Furthermore, price-sensitive customers are more frequently and more quickly switching to lower-cost shipping options than is normally the case. In recent months, we have noticed a shift from air to ocean freight. We are adjusting to such shifts by delivering better services in order to retain our customers as well as gain new ones. We also respond by employing sophisticated instruments to flexibly plan and adjust our capacities. In a more and more challenging environment it will be critical to intensify our efforts in all of these areas in order to meet the needs of our customers and to further improve our efficiency.
For the first time in years, the economic locomotive China is slowing down. Is this a cause for concern? After all, you have poured a large amount of money into China.
Frank Appel: I would like to make one point upfront: even though China's growth has slowed somewhat, the country is still growing at a pace that is more than twice as fast as the world economy. Logistics plays a key role in this development. Just consider the network needed to supply the current population of more than 1.3 billion people with a rapidly growing middle class. Our decision to systematically invest in this market and to continuously expand our presence there is based on a long-range assessment of the country and will not be thrown off course by the moderate, short-term decline in growth. Over the past few decades, we have created a unique platform in China and now have an exceptional position from which we can generate profitable growth in the entire region for many years to come.
Are there any other markets where you see such good long-range business opportunities like those in China?
Frank Appel: China is, without a doubt, a really attractive market. But it is hardly the only one.

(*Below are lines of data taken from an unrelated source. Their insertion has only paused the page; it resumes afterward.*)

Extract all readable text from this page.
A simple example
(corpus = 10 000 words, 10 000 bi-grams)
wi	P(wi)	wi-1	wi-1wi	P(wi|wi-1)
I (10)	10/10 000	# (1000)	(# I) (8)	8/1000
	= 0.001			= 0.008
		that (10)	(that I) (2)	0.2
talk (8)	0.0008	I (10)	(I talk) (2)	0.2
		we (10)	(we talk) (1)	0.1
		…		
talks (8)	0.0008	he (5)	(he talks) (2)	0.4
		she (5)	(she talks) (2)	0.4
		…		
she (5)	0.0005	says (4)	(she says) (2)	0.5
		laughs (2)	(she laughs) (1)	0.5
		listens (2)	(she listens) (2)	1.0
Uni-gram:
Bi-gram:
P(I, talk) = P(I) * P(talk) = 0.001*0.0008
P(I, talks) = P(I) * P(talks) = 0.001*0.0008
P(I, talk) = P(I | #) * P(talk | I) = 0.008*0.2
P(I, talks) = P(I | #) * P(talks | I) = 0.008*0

Asia has much more to offer, and we have definitely not forgotten about the other countries in the region. We also have many growth opportunities in traditional markets. Consider the United States. We have invested heavily in our air hub in Cincinnati. We already have a much stronger position in North America than is widely recognized. And we are intensively working to exploit the huge potential that we see in international express shipments to and from North America.
Let's return to today's situation for a moment. Your third-quarter results were not as strong as the overall results have been in the recent past. Group revenues did indeed grow. But you were unable to maintain your third-quarter EBIT at the previous year's level. Why?
Frank Appel: In operational terms, the third quarter went satisfactorily overall, even if some areas were not as strong as they were in past quarters. In particular, the summer months were somewhat weaker, even at DHL. Nonetheless, we were still able to significantly increase our EBIT there. By contrast, we saw an EBIT decline in the MAIL division. While the general trend - strong growth in the parcel business and moderate declines in letter mail - remained intact, the third quarter is traditionally the weakest one each year. And this seasonal effect is being further intensified by the growing role of the parcel business.
In addition, our MAIL division's profitability was impacted by the new wage agreement, the loss of one workday compared with the previous year and the impact of the Neckermann bankruptcy. All in all after nine months, our Group is still slightly above the previous year's level and is well on its way to hitting its earnings target for the year.
Following the rather weak third quarter, you still have a lot of work to do if you are to hit this target. Are you placing all of your bets on the holiday season?
Frank Appel: It's no secret that the fourth quarter is particularly important and traditionally profitable for the MAIL division and, above all, its parcel business. We expect that this will again be the case in 2012. And for the DHL divisions we also project a strong fourth quarter. However, with the economic conditions becoming increasingly challenging, we will have to further intensify our efforts to reach our earnings target. But knowing what our company and our people are capable of accomplishing, I am able to confirm our guidance - which we have of course carefully reviewed in the wake of economic developments. The MAIL division is making good progress toward generating an EBIT of EUR 1 billion to EUR 1.1 billion. And for DHL, we continue to forecast earnings of about EUR 2 billion.
For the first time since 2009, you are not reporting any net liquidity. Rather, you have net debt. What do you plan to do about it?
Frank Appel: I would like to first note that the Group's financial situation remains very solid. The options at our disposal for financing our planned growth have not been restricted or reduced. When you examine our liquidity this year, you have to keep in mind that we ratcheted up our investments and that our cash position is being impacted by two special factors: a repayment of state aid totaling EUR 298 million and a subsequent VAT payment totaling EUR 482 million. Adjusted for the latter figure, our third quarter liquidity position would have climbed by around EUR 450 million. This demonstrates that our ability to generate funds from operations is fundamentally intact.
Because our fourth-quarter business is generally very strong, we expect to see a significantly lower level of net debt at the end of the year. Regardless of this, we will keep a close eye on this issue and increasingly focus in the months ahead on boosting the Group's cash generation. In the third quarter, we saw that improvements had already been made in working capital management. But there is still more room for improvement.
In 2012, you have been able to remain on course despite the headwinds. Where are you heading in the future?
Frank Appel: We expect our generally positive earnings trend in 2012 to continue in 2013. And that's why the goals we formulated in our "Strategy 2015" remain unchanged despite the volatile market environment: thanks to the cost-cutting measures and growth programs we have put in place, EBIT in the MAIL division should stabilize at at least EUR 1 billion, even though letter volume will continue to erode. In the DHL divisions, we expect EBIT to increase to between EUR 2.7 billion and EUR 2.9 billion by 2015. This adds up to an annual average growth rate of 13 percent to 15 percent between 2010 and 2015.
Taking into account the Corporate Center costs, which we plan to reduce to around EUR 350 million, we are working to generate Group EBIT of EUR 3.35 to EUR 3.55 billion by 2015. This is indeed ambitious, especially if the global economy does not accelerate again. However, even in this situation it is a stimulus for us to strengthen further to ensure success on the second half of our journey.